The main dependencies are:
- Tensorflow (With Keras included)
- Lyft Dataset SDK.
- Shapely
All of these can be installed through pip3
The data used for training and testing is from the Lyft Autonomous Vehicle dataset. This data contains a series of samples of Lidar and camera data. This data can be downloaded from Kaggle here. (Careful, it's 85 GB of data).
For easier use, we have included some output models and predicted data so you don't need to download the whole dataset to evaluate it.
We use this data in tandem with the Lyft-Object-Detection SDK. In order training and predictions to work, you must specify the location of the Lyft Autonomous Vehicle dataset. This location is saved in the Constants.py file.
The Lyft-Object-Detection SDK has a key object called the Level 5 Dataset. This object reference is needed for most functions in this repo.
The model is very big, and will not fit in a normal amount of RAM. We recommend training on a server or cluster with at least 500 GB of usable RAM.
Training the model is done with the model_training.py. The two key functions in this file are train() and train_with_model(). train() requires a list of samples from the Level 5 Dataset to train on, the reference to the Level 5 Dataset, and a location to save the model to. train_with_model() is a similar function but allows the user to load a model from disk.

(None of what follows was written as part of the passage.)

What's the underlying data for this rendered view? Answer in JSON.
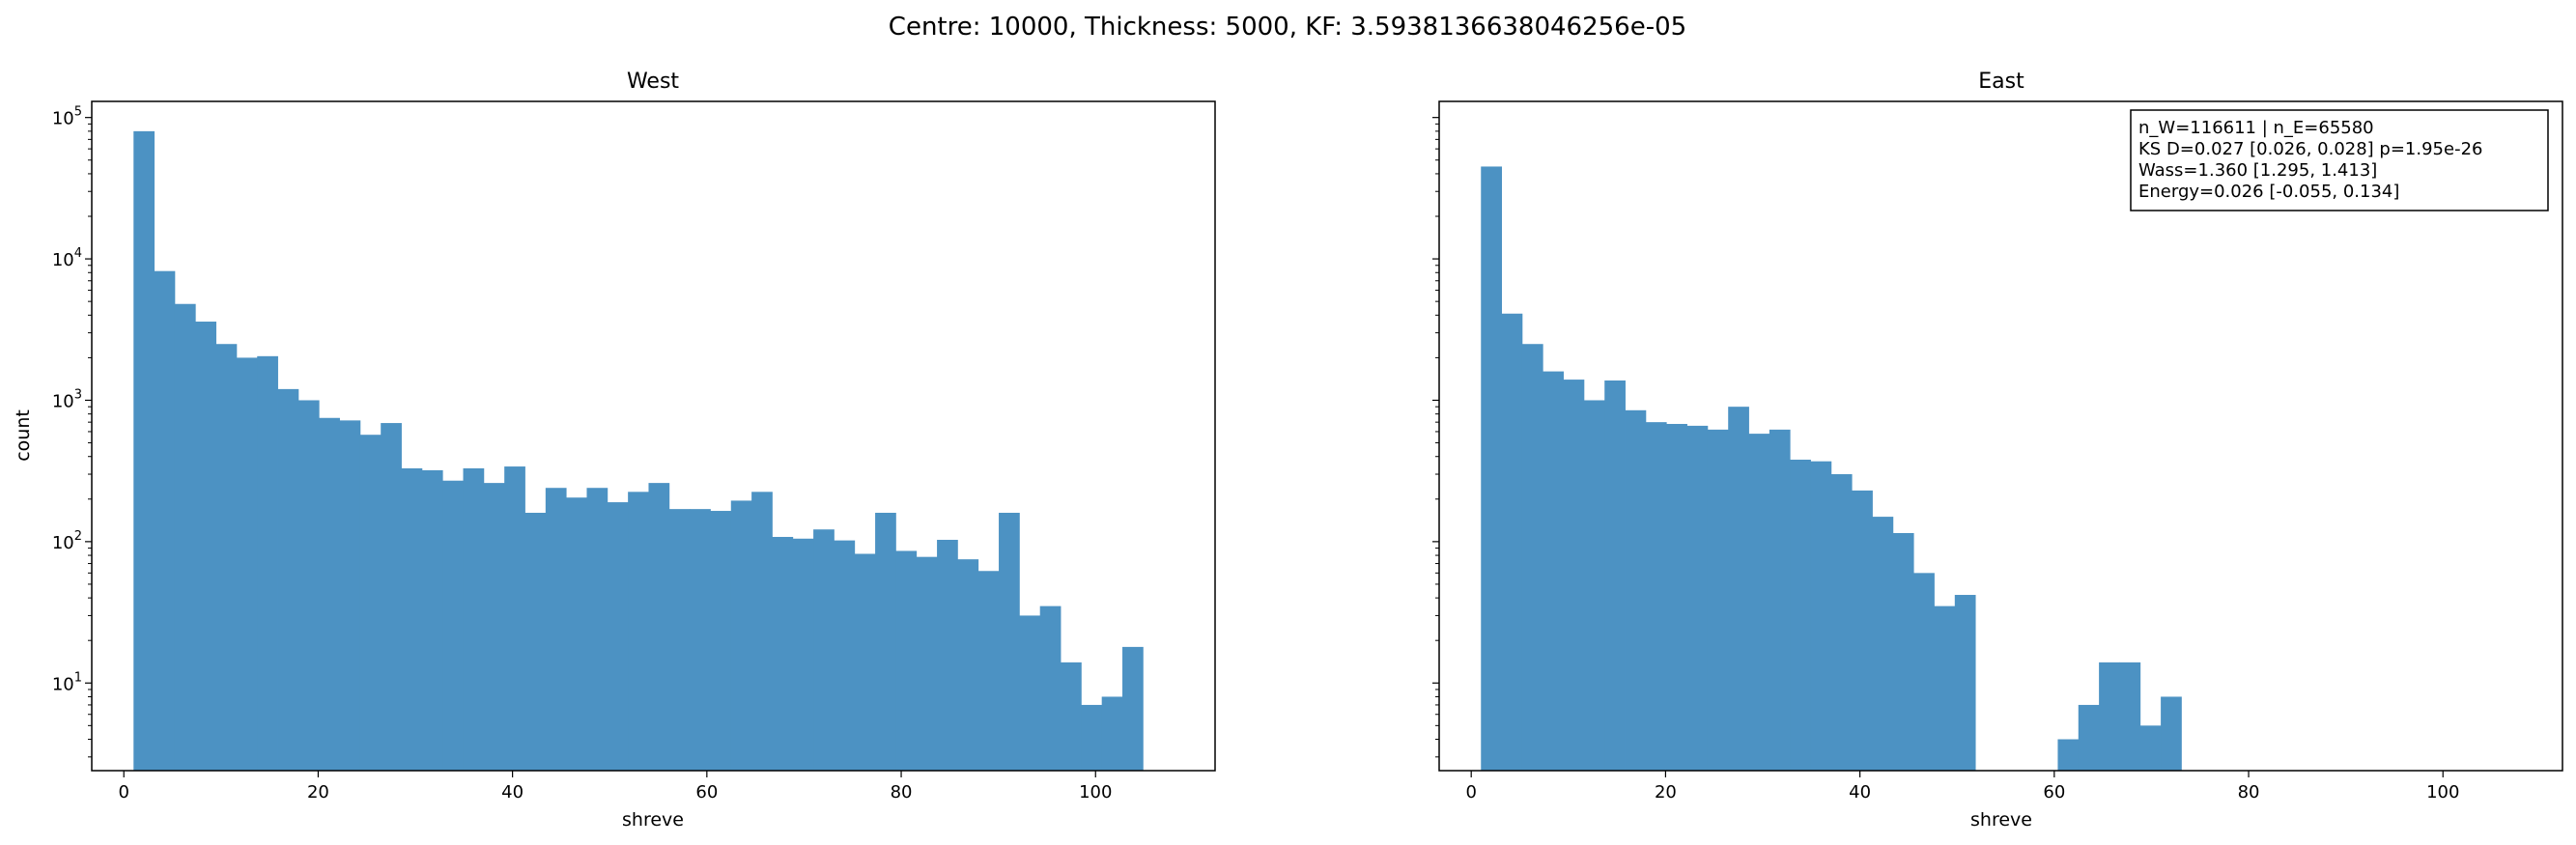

Predicting is done by running Predict.py. The main function in this file is predictMain(), which requires a sample from the Level 5 Dataset, the Level 5 dataset object, the model to predict with, and an output path to save the resulting numpy files.
Converting predictions to bounding boxes is done with the rpnToRegion.py script. The script loads the output of Predict.py as well as a reference to the Level 5 Dataset. The program will then apply a transformation from the RPN output to 20 potential cars in the sample. This result will be plotted with the original Lidar data and the actual annotations of the scene. The IoU comparison between the prediction with the ground truth will also be printed to the console.
There are certain features of Keras and Tensorflow that prevent the network from functioning smoothly.
The first is Keras' inability to take SparseTensors as input to Keras layers. This has to do with the fact that the shape of a SparseTensor is a Tensor, so you cannot represent an input SparseTensor's variable size with a Tensor. The solution to this is to transform the input to the network to a dense Tensor. The consequence is the model does not train on most computer's memory. The model was trained on a server with 512 GB of RAM and a AMD Opteron 6380 processor.
Some Keras layers also do not have support for input Tensors of a rank 5 or higher. The major layer that caused this problem was the Dense layer. Most of our input Tensors are rank 6 Tensors in the VFE layers. Our solution to this was to reshape the Tensor every time we wanted to pass the data through a Dense layer.